Valuation of Jointly Held Property
HMRC’s Brief 71/07 announced that thenceforth, when valuing land or buildings jointly owned by husband and wife, (or by civil partners), HMRC will assume that Inheritance Tax Act 1984 (IHTA 1984) section 161(4) applies. This means that the shares of the husband and wife will no longer be separately valued; instead, the overall value of the shares of both spouses will be determined (the value of the whole property, if they are the only joint owners), and then divided between them, according to their fractional shares.
This change of practice follows a review of the decision in Arkwright v Inland Revenue Commissioners [2004] STC 1323, since when it had been assumed that IHTA 1984 s 161(4) applied only to assets held as a number of separate units (for example shares in a company).
The background to Arkwright was that a Special Commissioner had held that s 161(4) did not apply to jointly owned land or buildings. That decision was not challenged in the High Court, either by the Revenue or the judge. However, the judge allowed the Revenue’s appeal “to the limited extent” that the Special Commissioner should not have gone on to consider questions of fact – rather, she should have remitted such questions to the Land Tribunal. HMRC has now received “legal advice” that s 161(4) does apply to jointly-owned land and buildings.
The new practice applies where the Inheritance Tax Account has been received by HMRC on or after 29 November 2007 (the day after the Brief was published).
HMRC advised that, on request, they would reconsider land valuations concluded between 16 July 2004 (the date on which the Arkwright case was handed down) and the date of the Brief, where those valuations had been determined on the basis that IHTA 1984 s 161(4) did apply. [Thereby rendering their treatment compatible with the SpC's decision. until the date of HMRC's formal announcement of a change in policy]
Loans
As mentioned in the section on lifetime transfers, making or receiving a commercial or family loan can have implications with regard to Wills and IHT. Not all loans can be deducted from a person’s estate.

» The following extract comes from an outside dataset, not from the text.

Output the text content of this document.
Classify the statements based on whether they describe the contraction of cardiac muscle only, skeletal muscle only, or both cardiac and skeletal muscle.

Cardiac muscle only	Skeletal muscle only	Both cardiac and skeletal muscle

It is common for an individual to either lend money, or to receive money as a loan and there are complicated rules that determine whether or not that loan is allowable as a deduction against the value of the estate. In family situations where a loan is made or received it is often done on an informal basis with little or no documentation.
IHTA 1984 s 162 and IHTA 1984 s 164 broadly provide that a debt is to be valued for IHT purposes on the assumption that the obligation will be discharged and this would include any accrued interest.
In the case of a mortgage or bank loan, HMRC will normally accept the deduction claim on Form D16 (part of the IHT 200) and it will first be set against the property against which it is charged, but where the property is being passed on to a spouse or civil partner and is exempt, the loan will not be allowed as a deduction against the estate of the deceased.
The family loan and the commercial loan secured against family assets must clearly be reviewed, as what may have seemed “a good idea at the time” might cause problems with the calculation of the Net Estate, the IHT liability and family entitlement.
A meeting with the family’s Tax Adviser and Lawyer beckons.
The advice is, "Don’t just lend it or gift it, document it!"
The same applies to jointly owned assets and lifetime transfers – is documentation robust enough?